20150905_140929When I moved there, the beer scene isn’t anything like it is now. Boundary Bay, obviously, needs little to be said about it, but that (along with North Fork) was about it. Nowadays, beer is one of the first things anyone will connect to Bellingham. I was living on Iron Street when Kulshan opened (I should not be allowed to live a block away from a brewery). To my mind, at least, that’s when Bellingham really turned into a ‘beer town’. Chuckanut was already making a solid beer, but like Boundary, had a fair focus on the food and being a real sit-down type of place. Kulshan was all about the beer (and set the tone for some great food trucks).

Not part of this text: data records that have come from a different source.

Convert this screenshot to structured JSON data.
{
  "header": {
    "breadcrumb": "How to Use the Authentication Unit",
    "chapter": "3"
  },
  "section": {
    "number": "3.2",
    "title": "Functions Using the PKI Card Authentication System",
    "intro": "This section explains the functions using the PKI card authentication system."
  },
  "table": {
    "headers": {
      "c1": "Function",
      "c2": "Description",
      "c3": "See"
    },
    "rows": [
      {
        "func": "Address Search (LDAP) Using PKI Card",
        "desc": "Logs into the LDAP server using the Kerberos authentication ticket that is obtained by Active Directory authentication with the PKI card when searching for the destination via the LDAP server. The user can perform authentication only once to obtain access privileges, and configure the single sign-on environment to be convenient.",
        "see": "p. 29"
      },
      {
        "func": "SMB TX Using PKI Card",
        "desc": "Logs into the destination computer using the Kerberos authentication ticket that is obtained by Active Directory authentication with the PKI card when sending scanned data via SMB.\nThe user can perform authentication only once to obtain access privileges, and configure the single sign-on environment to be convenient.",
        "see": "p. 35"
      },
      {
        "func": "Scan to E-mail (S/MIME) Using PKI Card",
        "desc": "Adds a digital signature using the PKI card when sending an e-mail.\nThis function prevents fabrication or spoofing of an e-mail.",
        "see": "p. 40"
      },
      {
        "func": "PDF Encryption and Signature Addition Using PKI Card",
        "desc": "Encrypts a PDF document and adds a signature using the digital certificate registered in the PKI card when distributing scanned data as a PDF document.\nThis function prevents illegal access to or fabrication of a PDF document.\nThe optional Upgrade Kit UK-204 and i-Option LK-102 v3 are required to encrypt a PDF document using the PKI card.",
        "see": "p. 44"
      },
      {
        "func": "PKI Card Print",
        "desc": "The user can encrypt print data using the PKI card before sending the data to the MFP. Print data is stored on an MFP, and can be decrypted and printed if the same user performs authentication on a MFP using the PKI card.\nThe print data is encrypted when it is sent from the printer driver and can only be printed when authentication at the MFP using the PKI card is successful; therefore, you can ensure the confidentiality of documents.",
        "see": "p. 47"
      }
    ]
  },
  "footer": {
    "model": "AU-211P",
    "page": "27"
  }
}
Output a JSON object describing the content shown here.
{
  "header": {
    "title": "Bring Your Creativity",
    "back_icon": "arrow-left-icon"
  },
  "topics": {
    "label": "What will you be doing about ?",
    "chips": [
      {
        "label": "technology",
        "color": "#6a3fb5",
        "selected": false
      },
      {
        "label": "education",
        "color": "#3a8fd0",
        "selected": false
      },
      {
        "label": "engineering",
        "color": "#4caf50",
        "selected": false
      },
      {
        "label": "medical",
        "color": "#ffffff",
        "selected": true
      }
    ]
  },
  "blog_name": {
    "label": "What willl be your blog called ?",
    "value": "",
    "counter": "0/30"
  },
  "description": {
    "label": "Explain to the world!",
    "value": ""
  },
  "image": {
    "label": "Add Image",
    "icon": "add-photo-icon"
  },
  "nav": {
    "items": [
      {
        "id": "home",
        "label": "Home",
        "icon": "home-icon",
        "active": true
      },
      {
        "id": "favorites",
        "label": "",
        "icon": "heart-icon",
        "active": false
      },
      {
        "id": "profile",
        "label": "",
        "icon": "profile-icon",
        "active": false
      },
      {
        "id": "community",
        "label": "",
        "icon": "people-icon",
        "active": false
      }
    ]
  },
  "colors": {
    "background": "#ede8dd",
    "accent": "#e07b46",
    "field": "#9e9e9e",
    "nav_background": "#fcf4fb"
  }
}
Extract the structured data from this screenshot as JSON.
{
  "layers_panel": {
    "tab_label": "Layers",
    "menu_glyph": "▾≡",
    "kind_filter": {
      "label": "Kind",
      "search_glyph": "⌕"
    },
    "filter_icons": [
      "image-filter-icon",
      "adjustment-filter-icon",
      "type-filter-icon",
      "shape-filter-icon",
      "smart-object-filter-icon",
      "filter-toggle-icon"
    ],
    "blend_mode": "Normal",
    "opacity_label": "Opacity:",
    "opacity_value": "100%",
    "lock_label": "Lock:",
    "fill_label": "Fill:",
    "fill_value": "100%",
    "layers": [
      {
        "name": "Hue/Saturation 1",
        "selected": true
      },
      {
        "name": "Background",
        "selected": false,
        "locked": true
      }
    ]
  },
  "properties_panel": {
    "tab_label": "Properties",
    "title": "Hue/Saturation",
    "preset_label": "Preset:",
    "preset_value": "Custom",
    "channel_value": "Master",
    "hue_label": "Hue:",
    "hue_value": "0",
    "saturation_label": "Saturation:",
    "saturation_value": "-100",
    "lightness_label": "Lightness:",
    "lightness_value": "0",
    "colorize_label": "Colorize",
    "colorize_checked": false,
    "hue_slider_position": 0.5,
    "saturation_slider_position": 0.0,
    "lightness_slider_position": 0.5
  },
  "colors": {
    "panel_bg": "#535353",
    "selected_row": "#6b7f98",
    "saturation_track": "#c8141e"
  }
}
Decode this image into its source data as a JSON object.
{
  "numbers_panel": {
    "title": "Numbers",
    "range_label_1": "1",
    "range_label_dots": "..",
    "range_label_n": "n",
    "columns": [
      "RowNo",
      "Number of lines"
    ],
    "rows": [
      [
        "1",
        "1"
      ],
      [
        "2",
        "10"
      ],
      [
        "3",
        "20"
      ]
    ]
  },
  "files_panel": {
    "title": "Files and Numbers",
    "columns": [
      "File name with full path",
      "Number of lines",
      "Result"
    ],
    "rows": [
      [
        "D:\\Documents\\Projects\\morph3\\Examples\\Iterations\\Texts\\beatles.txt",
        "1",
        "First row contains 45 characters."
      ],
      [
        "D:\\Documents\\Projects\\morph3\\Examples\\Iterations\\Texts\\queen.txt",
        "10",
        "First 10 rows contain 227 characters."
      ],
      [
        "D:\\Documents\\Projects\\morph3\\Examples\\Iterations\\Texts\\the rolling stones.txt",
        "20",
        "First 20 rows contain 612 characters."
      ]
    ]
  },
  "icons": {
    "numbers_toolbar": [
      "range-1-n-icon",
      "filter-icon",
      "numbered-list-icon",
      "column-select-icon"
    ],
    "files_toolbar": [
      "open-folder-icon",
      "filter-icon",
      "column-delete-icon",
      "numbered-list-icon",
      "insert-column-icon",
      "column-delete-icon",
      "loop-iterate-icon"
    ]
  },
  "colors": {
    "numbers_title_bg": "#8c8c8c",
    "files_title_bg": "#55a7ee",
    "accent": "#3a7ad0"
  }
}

Similarly, Elizabeth Station appeared and set a similar tone for taphouses- an all-ages watering hole where the focus was on one thing- beer. By that time, I lived nearby, and the easy-going environment was preferable to the college bars of downtown, where there was bar fare and *shudder* Jaeger bombs, of the faux-yuppiness of, say, Poppes (“Poppes 360”? Really?). It was a place you could go with friends, kids in tow, have a snack and good beer, with nothing superfluous. I was back up there this weekend, and while it has grown in size and selection (anyone else remember 5 taps & $3 pints?), it’s still the same environment, with the same focus.

If you haven’t yet, read Ariana’s post on Bellingham being a ‘snobby’ town. Which… maybe? I’m pretty snobbish about alcohol in general, if not drinking Beefeater or PBR makes one snobbish. But snobbiness carries the connotation of looking down one’s nose at others, and that’s an unfair thing to say about Bellingham. There are a bunch of people who like beer- making it, talking about it, drinking it- and that’s about all there is to it.

So, if you’ll kindly excuse the nostalgia, I love the culture that has developed in Bellingham, and I look forward to seeing it grow even more, even if it is from a bit of a distance.